Working with Clinical Advisors on Substantiation
Telehealth brands that have licensed healthcare providers involved in their operations have an advantage in substantiation: those providers can review the evidence for specific claims and provide expert opinion about whether the evidence supports the claim being made. While expert opinion alone is not sufficient substantiation for the FTC's standard, expert opinion combined with peer-reviewed research can strengthen a substantiation file substantially. If your medical director or clinical advisory board can attest in writing that the claims being made in your advertising accurately reflect the clinical evidence, that documentation adds weight to your substantiation file.
This is particularly valuable for claims about compounded medications where published clinical trial data for the specific compound is limited. Expert opinion from your licensed providers — documenting their clinical experience with the specific compounded preparation — is a form of evidence, even if it is lower on the evidentiary hierarchy than published randomized controlled trials. Combined with mechanism-based research showing how the active ingredient works, expert clinical opinion can form part of a defensible substantiation package.

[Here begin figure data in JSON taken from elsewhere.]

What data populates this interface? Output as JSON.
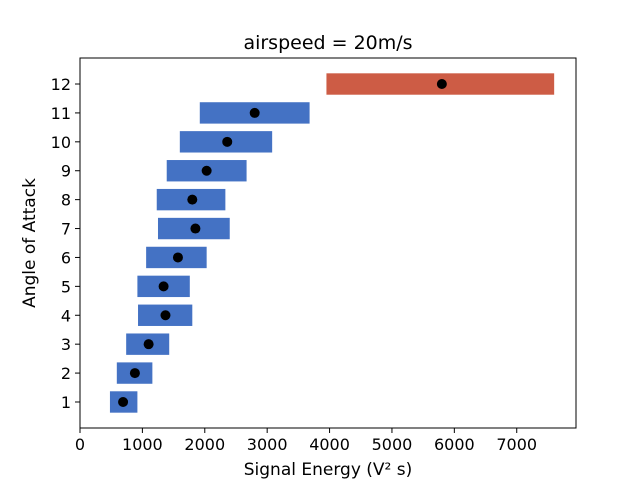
{
  "chart_data": {
    "type": "range-bar",
    "title": "airspeed = 20m/s",
    "xlabel": "Signal Energy (V² s)",
    "ylabel": "Angle of Attack",
    "xlim": [
      0,
      7950
    ],
    "ylim": [
      0.1,
      12.9
    ],
    "xticks": [
      0,
      1000,
      2000,
      3000,
      4000,
      5000,
      6000,
      7000
    ],
    "yticks": [
      1,
      2,
      3,
      4,
      5,
      6,
      7,
      8,
      9,
      10,
      11,
      12
    ],
    "grid": false,
    "colors": {
      "normal": "#4472C4",
      "highlight": "#CD5C45",
      "marker": "#000000"
    },
    "bars": [
      {
        "angle": 1,
        "low": 480,
        "high": 920,
        "mean": 690,
        "highlight": false
      },
      {
        "angle": 2,
        "low": 590,
        "high": 1160,
        "mean": 880,
        "highlight": false
      },
      {
        "angle": 3,
        "low": 740,
        "high": 1430,
        "mean": 1100,
        "highlight": false
      },
      {
        "angle": 4,
        "low": 930,
        "high": 1800,
        "mean": 1370,
        "highlight": false
      },
      {
        "angle": 5,
        "low": 920,
        "high": 1760,
        "mean": 1340,
        "highlight": false
      },
      {
        "angle": 6,
        "low": 1060,
        "high": 2030,
        "mean": 1570,
        "highlight": false
      },
      {
        "angle": 7,
        "low": 1250,
        "high": 2400,
        "mean": 1850,
        "highlight": false
      },
      {
        "angle": 8,
        "low": 1230,
        "high": 2330,
        "mean": 1800,
        "highlight": false
      },
      {
        "angle": 9,
        "low": 1390,
        "high": 2670,
        "mean": 2030,
        "highlight": false
      },
      {
        "angle": 10,
        "low": 1600,
        "high": 3080,
        "mean": 2360,
        "highlight": false
      },
      {
        "angle": 11,
        "low": 1920,
        "high": 3680,
        "mean": 2800,
        "highlight": false
      },
      {
        "angle": 12,
        "low": 3950,
        "high": 7600,
        "mean": 5800,
        "highlight": true
      }
    ]
  }
}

When to Modify Claims Rather Than Find Stronger Substantiation
Sometimes the right response to a substantiation gap is not to find more evidence — it is to modify the claim to a level of specificity that the existing evidence can support. A claim that "many patients experience significant weight loss" is weaker and more vague than "patients lose an average of 15% of body weight in 52 weeks," but the weaker claim may be the one you can actually substantiate with the evidence you have. Weaker, accurate, substantiated claims outperform stronger, unsubstantiated claims not just from a compliance standpoint but often from a conversion standpoint as well — because claims that feel credible to skeptical health consumers convert better than promises that seem too good to be true.

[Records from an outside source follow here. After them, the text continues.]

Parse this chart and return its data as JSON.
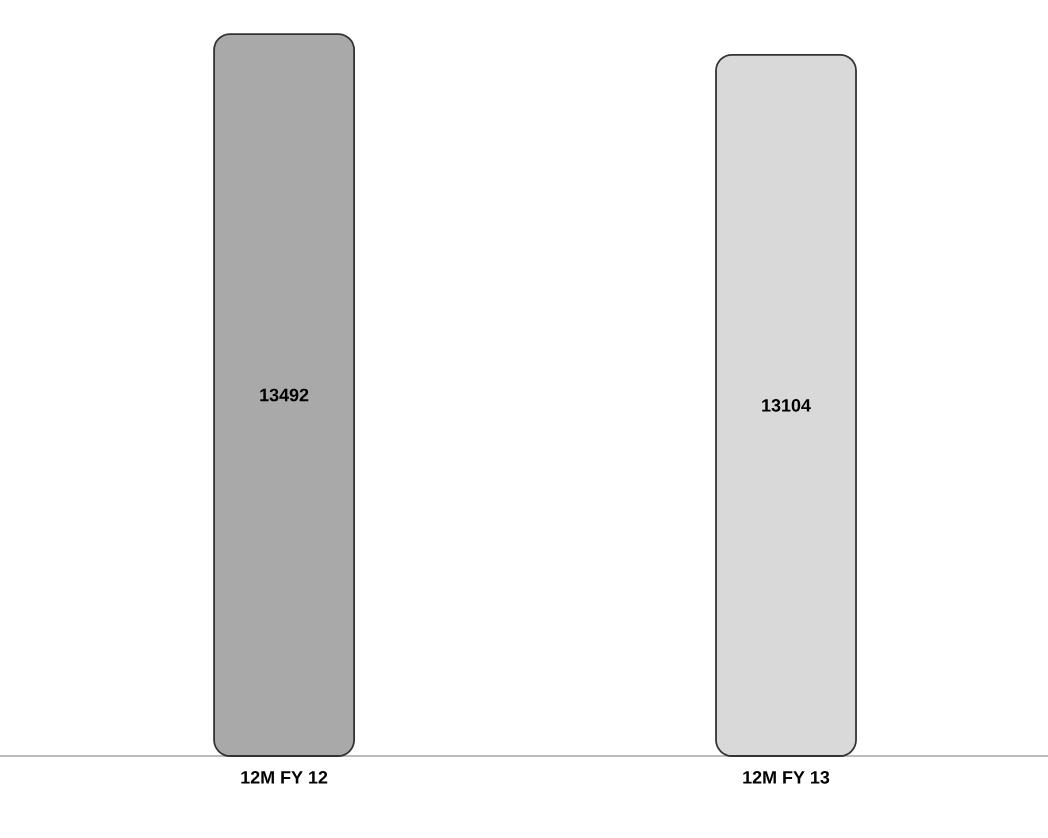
{
  "chart_data": {
    "type": "bar",
    "categories": [
      "12M FY 12",
      "12M FY 13"
    ],
    "values": [
      13492,
      13104
    ],
    "colors": [
      "#a9a9a9",
      "#d9d9d9"
    ],
    "data_labels": true
  }
}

The discipline of writing to your evidence file — making claims as specific as your evidence supports and no more specific — forces a useful creative constraint that often produces better advertising. It prevents the hyperbolic outcome promises that drive high initial click rates but low conversion and high patient churn when the product does not deliver on the implied promise. Compliant claims tend to attract patients who are appropriately calibrated on what to expect, which reduces churn and complaint rates downstream. See our full guide to compliant claims in telehealth advertising for the full framework.

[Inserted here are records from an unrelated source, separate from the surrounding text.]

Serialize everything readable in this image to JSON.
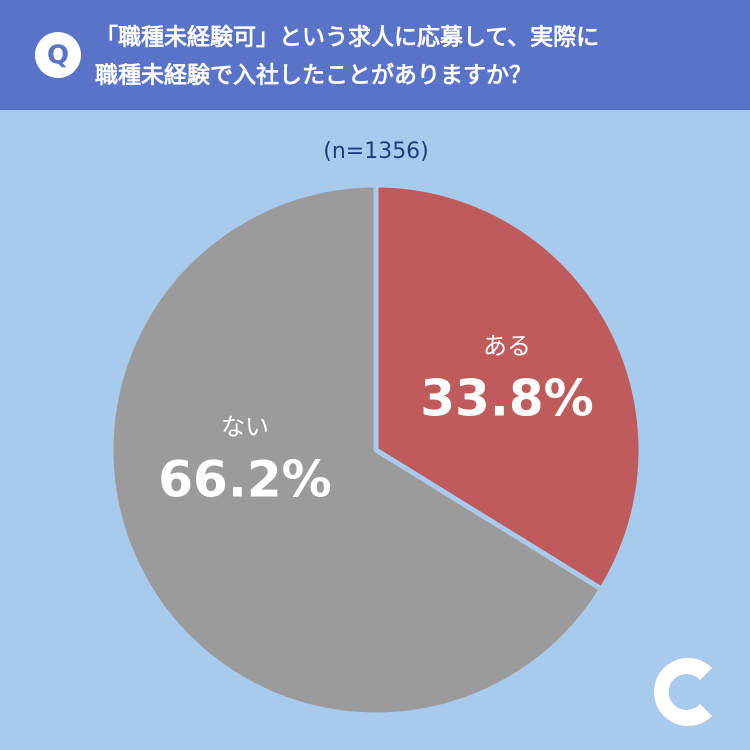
{
  "chart_data": {
    "type": "pie",
    "badge": "Q",
    "title": [
      "「職種未経験可」という求人に応募して、実際に",
      "職種未経験で入社したことがありますか？"
    ],
    "subtitle": "(n=1356)",
    "categories": [
      "ある",
      "ない"
    ],
    "values": [
      33.8,
      66.2
    ],
    "value_labels": [
      "33.8%",
      "66.2%"
    ],
    "colors": [
      "#bf5b5b",
      "#9b9b9b"
    ]
  }
}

Keeping Substantiation Files Current
Substantiation files require maintenance. If a study that was part of your substantiation is later retracted or contradicted by a larger body of evidence, continuing to rely on it for your claims creates exposure. New clinical research may also change what the evidence supports — in ways that strengthen or weaken your claims. A quarterly review of your substantiation files against any new published research in the relevant areas is a reasonable maintenance cadence for an active advertising program.
The regulatory environment for substantiation is also evolving. FTC consent orders in the health category — including the NextMed case discussed in our NextMed FTC case guide — provide updated guidance on what the FTC considers adequate substantiation for specific claim types. Reading consent orders from FTC enforcement actions in your category is one of the most practical ways to understand how the FTC is currently interpreting its substantiation standard.